The idea of the behavioral “nudge” is everywhere. This behavioral economics concept that says a small adjustment in a person’s environment can enact a larger change in their behavior, has taken health care and other industries by storm. It’s tempting to think of nudges as a silver bullet, catch-all solutions resulting from a quick eureka moment. Boom—a long-standing problem instantly solved by something as simple as implementing an automated reminder.
Sometimes it’s hard to avoid simplifying it to that because the results are often astounding. Just at Penn Medicine, there has been the change of a default option that resulted in generic medicines being prescribed at a 98.4 percent rate; gamifying steps for obese patients to add an extra 1,000 per day; and tripling statin prescription rates by letting doctors know how many of their peers prescribe them.
On top of that, a September symposium hosted by Penn Medicine’s Nudge Unit showed just how popular nudging has become, with 21 different health systems from across the United States and Canada sending representatives.

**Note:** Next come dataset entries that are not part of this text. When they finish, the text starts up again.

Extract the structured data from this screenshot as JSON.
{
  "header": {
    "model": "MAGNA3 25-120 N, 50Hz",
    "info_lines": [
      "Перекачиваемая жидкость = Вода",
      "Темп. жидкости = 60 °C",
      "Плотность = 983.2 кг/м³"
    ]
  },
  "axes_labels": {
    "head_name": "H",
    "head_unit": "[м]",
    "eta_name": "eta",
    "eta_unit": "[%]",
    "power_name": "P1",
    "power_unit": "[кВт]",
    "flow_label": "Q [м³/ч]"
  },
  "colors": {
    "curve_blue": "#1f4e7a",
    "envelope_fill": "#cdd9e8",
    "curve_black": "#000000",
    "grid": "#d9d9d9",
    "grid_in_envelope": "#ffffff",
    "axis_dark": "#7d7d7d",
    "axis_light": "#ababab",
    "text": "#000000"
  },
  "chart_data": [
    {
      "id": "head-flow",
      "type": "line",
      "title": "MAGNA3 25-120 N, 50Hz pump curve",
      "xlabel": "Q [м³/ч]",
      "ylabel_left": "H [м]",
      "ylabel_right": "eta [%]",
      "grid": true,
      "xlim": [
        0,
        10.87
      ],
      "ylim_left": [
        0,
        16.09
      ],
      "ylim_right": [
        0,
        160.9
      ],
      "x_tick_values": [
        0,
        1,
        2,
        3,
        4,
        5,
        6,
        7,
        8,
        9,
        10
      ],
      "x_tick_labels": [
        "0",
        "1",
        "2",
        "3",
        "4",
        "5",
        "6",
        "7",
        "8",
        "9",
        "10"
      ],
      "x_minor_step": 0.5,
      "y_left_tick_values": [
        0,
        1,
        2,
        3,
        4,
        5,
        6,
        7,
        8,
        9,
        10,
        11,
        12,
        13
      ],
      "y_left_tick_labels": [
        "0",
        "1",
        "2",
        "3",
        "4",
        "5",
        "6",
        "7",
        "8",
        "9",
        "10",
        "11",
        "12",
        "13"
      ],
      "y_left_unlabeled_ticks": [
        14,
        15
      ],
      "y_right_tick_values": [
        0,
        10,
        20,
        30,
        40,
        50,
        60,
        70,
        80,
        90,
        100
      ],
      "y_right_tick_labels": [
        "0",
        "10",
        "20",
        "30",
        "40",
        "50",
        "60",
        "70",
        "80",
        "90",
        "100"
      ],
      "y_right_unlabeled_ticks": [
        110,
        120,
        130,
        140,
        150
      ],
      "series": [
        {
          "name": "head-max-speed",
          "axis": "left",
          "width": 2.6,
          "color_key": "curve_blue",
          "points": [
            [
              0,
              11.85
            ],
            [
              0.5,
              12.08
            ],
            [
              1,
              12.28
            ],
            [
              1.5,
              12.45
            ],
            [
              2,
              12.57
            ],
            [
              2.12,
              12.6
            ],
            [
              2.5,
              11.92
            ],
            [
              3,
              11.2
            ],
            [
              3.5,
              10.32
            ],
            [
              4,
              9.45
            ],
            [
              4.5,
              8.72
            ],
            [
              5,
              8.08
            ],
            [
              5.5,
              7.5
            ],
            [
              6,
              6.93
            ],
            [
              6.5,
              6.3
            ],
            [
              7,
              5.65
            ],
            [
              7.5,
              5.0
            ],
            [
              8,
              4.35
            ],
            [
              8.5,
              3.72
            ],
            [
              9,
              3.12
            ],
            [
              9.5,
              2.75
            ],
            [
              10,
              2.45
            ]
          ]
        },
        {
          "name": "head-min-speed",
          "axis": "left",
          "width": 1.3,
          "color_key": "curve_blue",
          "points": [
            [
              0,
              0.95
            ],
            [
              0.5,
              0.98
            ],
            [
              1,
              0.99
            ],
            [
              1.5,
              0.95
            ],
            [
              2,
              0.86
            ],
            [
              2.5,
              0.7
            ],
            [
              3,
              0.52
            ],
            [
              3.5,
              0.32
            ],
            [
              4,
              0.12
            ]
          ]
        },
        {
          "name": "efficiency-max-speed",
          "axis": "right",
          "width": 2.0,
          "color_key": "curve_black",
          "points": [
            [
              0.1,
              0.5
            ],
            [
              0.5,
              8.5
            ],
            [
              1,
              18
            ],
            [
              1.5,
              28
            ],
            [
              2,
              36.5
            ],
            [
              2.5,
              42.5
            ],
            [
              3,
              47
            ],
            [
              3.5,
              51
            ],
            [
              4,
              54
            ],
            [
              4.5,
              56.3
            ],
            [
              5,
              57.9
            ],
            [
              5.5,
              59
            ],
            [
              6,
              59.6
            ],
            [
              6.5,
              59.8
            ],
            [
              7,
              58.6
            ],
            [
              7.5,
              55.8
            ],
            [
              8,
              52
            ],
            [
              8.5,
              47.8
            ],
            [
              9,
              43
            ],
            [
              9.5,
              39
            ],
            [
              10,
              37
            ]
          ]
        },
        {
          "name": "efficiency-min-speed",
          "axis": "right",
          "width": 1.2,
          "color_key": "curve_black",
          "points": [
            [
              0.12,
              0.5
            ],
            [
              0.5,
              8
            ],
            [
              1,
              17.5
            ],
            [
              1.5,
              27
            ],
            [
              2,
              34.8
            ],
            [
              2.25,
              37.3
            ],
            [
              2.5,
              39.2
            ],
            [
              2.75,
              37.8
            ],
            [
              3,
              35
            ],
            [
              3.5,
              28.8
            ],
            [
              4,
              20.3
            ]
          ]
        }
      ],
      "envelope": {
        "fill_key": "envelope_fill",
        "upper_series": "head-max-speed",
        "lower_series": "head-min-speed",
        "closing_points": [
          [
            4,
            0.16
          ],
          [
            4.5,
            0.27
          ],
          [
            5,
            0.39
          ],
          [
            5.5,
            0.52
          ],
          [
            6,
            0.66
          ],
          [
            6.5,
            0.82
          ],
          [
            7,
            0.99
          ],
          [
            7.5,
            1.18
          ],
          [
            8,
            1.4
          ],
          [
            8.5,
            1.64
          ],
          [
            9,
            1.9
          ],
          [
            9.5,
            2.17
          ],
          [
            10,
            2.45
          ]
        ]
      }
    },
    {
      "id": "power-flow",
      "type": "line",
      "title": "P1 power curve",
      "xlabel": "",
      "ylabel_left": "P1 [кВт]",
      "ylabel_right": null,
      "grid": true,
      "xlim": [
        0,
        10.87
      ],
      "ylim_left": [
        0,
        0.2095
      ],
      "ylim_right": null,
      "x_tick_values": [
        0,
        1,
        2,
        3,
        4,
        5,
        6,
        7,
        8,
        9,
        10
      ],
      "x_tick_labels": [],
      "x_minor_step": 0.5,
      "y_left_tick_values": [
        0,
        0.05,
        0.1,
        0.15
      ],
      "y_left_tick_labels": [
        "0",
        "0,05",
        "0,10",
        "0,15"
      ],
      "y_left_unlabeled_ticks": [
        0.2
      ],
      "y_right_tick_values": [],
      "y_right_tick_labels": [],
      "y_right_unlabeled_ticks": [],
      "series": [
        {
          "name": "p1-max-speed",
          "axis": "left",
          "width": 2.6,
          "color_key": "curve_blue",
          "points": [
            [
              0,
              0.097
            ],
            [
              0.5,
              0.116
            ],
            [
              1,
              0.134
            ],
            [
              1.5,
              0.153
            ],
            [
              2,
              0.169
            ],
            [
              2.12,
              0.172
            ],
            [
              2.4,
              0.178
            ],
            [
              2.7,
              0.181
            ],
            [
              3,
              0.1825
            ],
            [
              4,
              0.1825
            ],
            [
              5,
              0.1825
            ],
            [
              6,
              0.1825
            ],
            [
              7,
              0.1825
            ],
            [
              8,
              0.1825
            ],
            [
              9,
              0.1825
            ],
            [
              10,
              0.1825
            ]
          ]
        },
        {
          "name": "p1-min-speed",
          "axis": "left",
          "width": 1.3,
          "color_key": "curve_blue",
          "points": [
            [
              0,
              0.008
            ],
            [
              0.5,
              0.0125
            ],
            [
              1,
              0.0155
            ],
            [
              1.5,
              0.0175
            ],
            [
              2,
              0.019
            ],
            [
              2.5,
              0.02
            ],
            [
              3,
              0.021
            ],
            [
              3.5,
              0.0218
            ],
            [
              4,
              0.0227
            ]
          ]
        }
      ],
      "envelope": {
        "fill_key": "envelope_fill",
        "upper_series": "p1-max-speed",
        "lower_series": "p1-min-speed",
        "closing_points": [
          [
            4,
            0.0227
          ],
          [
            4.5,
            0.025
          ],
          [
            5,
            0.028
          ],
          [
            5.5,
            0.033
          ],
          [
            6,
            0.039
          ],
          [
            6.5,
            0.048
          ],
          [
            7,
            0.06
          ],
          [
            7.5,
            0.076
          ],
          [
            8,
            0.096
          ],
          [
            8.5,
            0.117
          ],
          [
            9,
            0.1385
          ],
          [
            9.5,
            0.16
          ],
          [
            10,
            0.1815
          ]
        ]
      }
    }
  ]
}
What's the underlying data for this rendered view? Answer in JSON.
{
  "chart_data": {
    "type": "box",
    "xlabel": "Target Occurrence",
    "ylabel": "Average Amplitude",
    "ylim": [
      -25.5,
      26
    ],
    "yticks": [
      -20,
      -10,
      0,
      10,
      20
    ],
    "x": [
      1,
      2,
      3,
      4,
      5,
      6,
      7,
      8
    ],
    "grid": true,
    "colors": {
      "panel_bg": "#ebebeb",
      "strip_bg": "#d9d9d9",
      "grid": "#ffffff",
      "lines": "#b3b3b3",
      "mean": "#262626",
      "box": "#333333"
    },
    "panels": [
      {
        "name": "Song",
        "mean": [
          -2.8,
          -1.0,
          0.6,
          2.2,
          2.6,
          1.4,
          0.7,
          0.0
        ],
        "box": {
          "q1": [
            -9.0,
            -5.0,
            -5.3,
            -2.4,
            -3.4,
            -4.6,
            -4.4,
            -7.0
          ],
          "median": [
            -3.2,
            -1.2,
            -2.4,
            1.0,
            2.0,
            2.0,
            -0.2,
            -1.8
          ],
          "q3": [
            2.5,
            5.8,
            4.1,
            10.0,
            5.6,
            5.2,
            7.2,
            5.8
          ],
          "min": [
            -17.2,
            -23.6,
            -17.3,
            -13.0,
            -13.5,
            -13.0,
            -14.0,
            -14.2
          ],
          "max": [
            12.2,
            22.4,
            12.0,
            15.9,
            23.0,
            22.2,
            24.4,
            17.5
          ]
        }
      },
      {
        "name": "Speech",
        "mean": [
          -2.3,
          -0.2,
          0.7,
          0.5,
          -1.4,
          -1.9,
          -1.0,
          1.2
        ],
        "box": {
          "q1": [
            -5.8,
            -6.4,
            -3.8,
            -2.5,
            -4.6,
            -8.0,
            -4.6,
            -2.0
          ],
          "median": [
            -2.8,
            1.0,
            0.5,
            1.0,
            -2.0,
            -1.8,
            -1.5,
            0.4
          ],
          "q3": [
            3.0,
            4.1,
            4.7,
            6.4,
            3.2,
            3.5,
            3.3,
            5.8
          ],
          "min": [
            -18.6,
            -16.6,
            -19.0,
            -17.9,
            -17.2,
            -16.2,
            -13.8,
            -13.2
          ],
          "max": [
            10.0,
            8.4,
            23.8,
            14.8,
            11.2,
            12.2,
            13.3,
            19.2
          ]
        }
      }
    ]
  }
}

But nudging requires effort and know-how. Done properly, nudges are intricate, requiring forethought and close monitoring. Otherwise, they likely can’t reach their full potential—and could potentially result in setbacks.
Mitesh Patel, MD, MBA, MS, an assistant professor of Medicine, is the founding director of Penn Medicine’s Nudge Unit. He’s been implementing nudges for years, starting with the one that increased the rate of generic prescriptions. And while he’s had eye-opening success, he’s just as careful with every new nudge as he was with the first.
“We’re nudging clinicians and patients in a healthier direction by making relatively small changes to their environment,” Patel said. “What we’re doing is subtle and often much more effective than a ‘shove,’ but, because of how effective they are, we need to stay just as mindful as if we were shoving.”
Here, Patel explains the deliberate — and delicate — planning that goes behind nudging in health care, and what he and his team do to keep everything going in the right direction.
Q: How do you decide what problems warrant a nudge versus what might require a more systemic change?
A: I think that’s a key question. And it’s usually hard to know right away, but we make it our first priority to find out.
We try to understand the problem by understanding the decision pathway. To do that, we consider the stakeholders, work flow, and where the inappropriate outcome seems to stem from.
Nudges are a better fit if a specific decision leads to a less than optimal behavior. But nudges are less of a fit if the problem has to do with multiple factors or factors that are completely outside of the decision-making process.
Q: Your goal is to enact positive changes with nudges, but how do stay on top of what could backfire?
A: We always try to look for intended and unintended consequences, which are identified by asking the stakeholders and clinicians involved, as well as looking for similar changes in other settings and what their effect was.
Having a Nudge Unit—with people whose entire jobs are to focus on interventions—allows us to monitor all outcomes. In most settings, nudges are being implemented all the time but no one is monitoring the good or bad outcomes. Keeping a steady eye on what’s actually happening is key.
Q: Do you have an example of a time when there was a setback related to a nudge?
A: We led something called the PRICE trial, which added prices into the electronic health record doctors use to order lab tests. The goal was to reduce unnecessary tests, making doctors consider whether the benefits were worth the cost for each patient.
We found that the nudge led to a small decrease in the ordering of expensive tests, but it was offset by another small decrease in the ordering of cheaper tests. That impact made sense, but was not expected.
Q: In cases like that, is it best to shut down the project to stop the setbacks?
A: The PRICE trial preceded the Nudge Unit here, so we didn’t have new opportunities to test it in another way.
Usually, though, it depends on why the setback is occurring. The design is nudging us in some way, no matter what, so technically it is never really shut down, but redesigned to nudge in another way.
We also test our nudges on a smaller scale before deploying them widely. Because we monitor outcomes, the expectation is that we’ll further improve it after the smaller pilot and before a larger rollout.
Q: Is a successful nudge one that pleases everyone?
A: It’s hard to please all of the stakeholders in any situation. But the best nudges make everyone happy by decreasing clinician workload and improving patient outcomes.
However, sometimes that’s not the case, such as when a clinician’s workload actually goes up. These nudges can work, but they have a lower likelihood of lasting success than ones that would decrease workload.
That’s why it’s important to have a nudge unit and think everything through so carefully. Nudges aren’t really about stopping and starting so much as steering. When you’re thinking everything through and evaluating closely, you can steer a little more in one direction, or correct it the other way to try to make things better for everyone involved.